Apakah Proyek Miang Besar Coal Terminal (MBCT) di Kutim sesuai dengan pengelolaan pulau kecil pada UU 27 Tahun 2007 tentang Pengelolaan Wilayah Pesisir dan Pulau –Pulau Kecil?


Fakta Hukum

1. PT emas jaya rahayu dan East kutai regeny berencana untuk melakukan mengembangkan pulau terpencil di Kutai Timur , yakni Proyek Miang Besar Coal Terminal (MBCT) di Kutim, sebagai area miang besar sebagai terminar batubara;

2. Proyek Miang Besar Coal Terminal (MBCT), ini dirancang untuk melayani perusahaan batubara untuk kapasitas 270.000 ton sampai 1 juta ton. Untuk Pelabuhan akan mempunyai kapasitas pengiriman 40-60 ton pertahun;

3. Sudah dilakukan design awal, tingal survey menunggu ijin dari pemerintah, kemudian akan dilakukan pengoboran pada daratan dan lepas pantai untuk meletakan pondasi daratan;


Konsep Hukum.

Menurut filosofi UU No. 43 Tahun 2008 tentang Wialyah Negara, Indonesia sebagai negara kepulauan yang berciri nusantara mempunyai kedaulatan atas wilayahnya serta memiliki hak-hak berdaulat di luar wilayah kedaulatannya dan kewenangan tertentu lainnya untuk dikelola dan dimanfaatkan sebesar-besarnya bagi kesejahteraan dan kemakmuran rakyat Indonesia sebagaimana diamanatkan dalam Undang-Undang Dasar Negara Republik Indonesia Tahun 1945.

Undang-Undang Dasar Negara Republik Indonesia Tahun 1945 Pasal 25A mengamanatkan bahwa, Negara Kesatuan Republik Indonesia adalah sebuah negara kepulauan yang berciri Nusantara dengan wilayah yang batas-batas dan hak-haknya ditetapkan dengan undang-undang.
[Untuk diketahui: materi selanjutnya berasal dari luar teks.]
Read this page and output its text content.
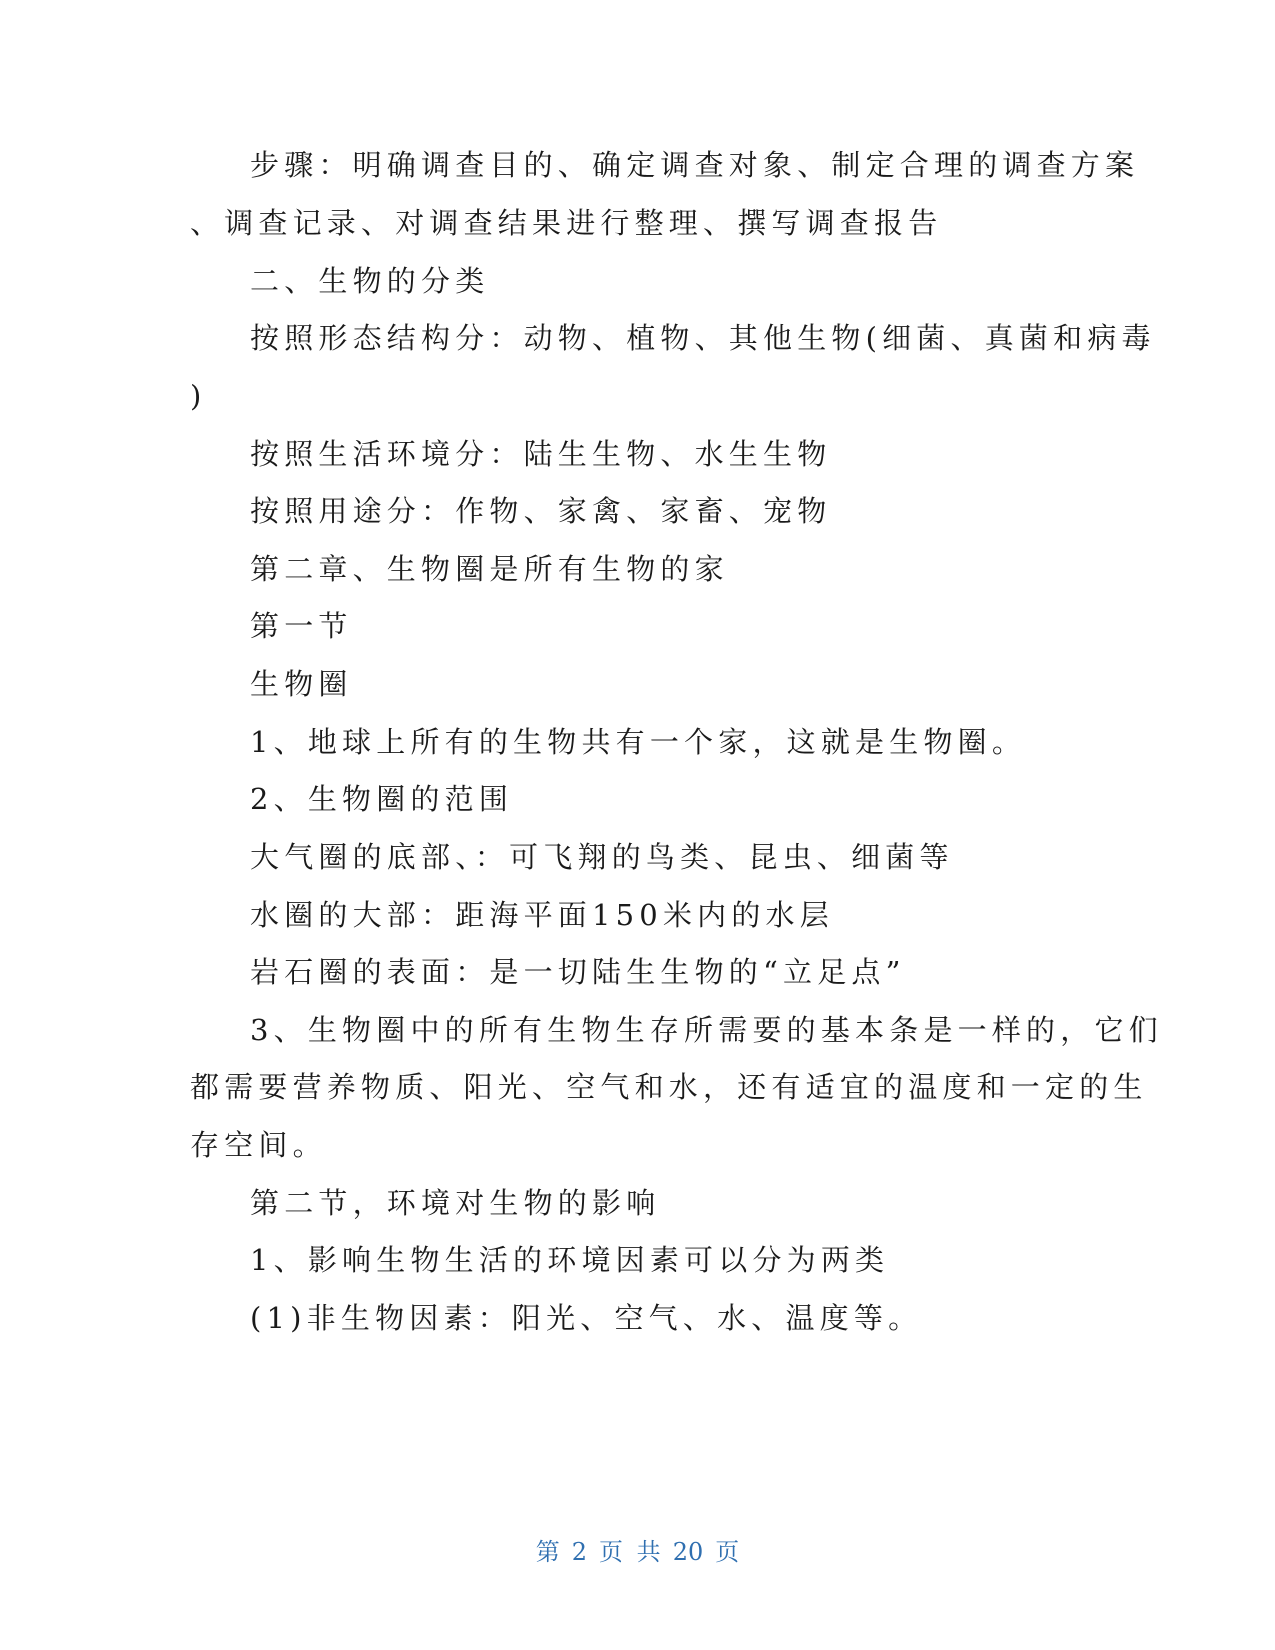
步骤：明确调查目的、确定调查对象、制定合理的调查方案
、调查记录、对调查结果进行整理、撰写调查报告
二、生物的分类
按照形态结构分：动物、植物、其他生物(细菌、真菌和病毒
)
按照生活环境分：陆生生物、水生生物
按照用途分：作物、家禽、家畜、宠物
第二章、生物圈是所有生物的家
第一节
生物圈
1、地球上所有的生物共有一个家，这就是生物圈。
2、生物圈的范围
大气圈的底部、：可飞翔的鸟类、昆虫、细菌等
水圈的大部：距海平面150米内的水层
岩石圈的表面：是一切陆生生物的“立足点”
3、生物圈中的所有生物生存所需要的基本条是一样的，它们
都需要营养物质、阳光、空气和水，还有适宜的温度和一定的生
存空间。
第二节，环境对生物的影响
1、影响生物生活的环境因素可以分为两类
(1)非生物因素：阳光、空气、水、温度等。
第 2 页 共 20 页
Bahwa wilayah negara sebagaimana dimaksud dalam Undang-Undang Dasar Negara Republik Indonesia Tahun 1945 menganut sistem:

a. pengaturan suatu Pemerintahan negara Indonesia yang melindungi segenap bangsa Indonesia dan seluruh tumpah darah Indonesia;

b. pemanfaatan bumi, air, dan udara serta kekayaan alam yang terkandung di dalamnya untuk sebesar – besarnya kemakmuran rakyat;

c. desentralisasi pemerintahan kepada daerah-daerah besar dan kecil yang bersifat otonom dalam bingkai Negara Kesatuan Republik Indonesia; dan

d. kesejahteraan sosial bagi seluruh rakyat Indonesia..

Berdasarkan Konvensi hokum laut PBB, 1982 (United Nations Convention on the Law of the Sea) sebut UNCLOS 1982, dan ratifikasi dengan UU No,17 Tahun 1985. Indonesia merupakan Negara kepuluan dengan kedaulatan dan laut perairan yang terdiri atas perairan pedalaman, perairan kepulauan dan laut territorial , bersifat dinamis dan memiliki kekayaan SDA yang akan penting bagi perekonomian dan pembangunan.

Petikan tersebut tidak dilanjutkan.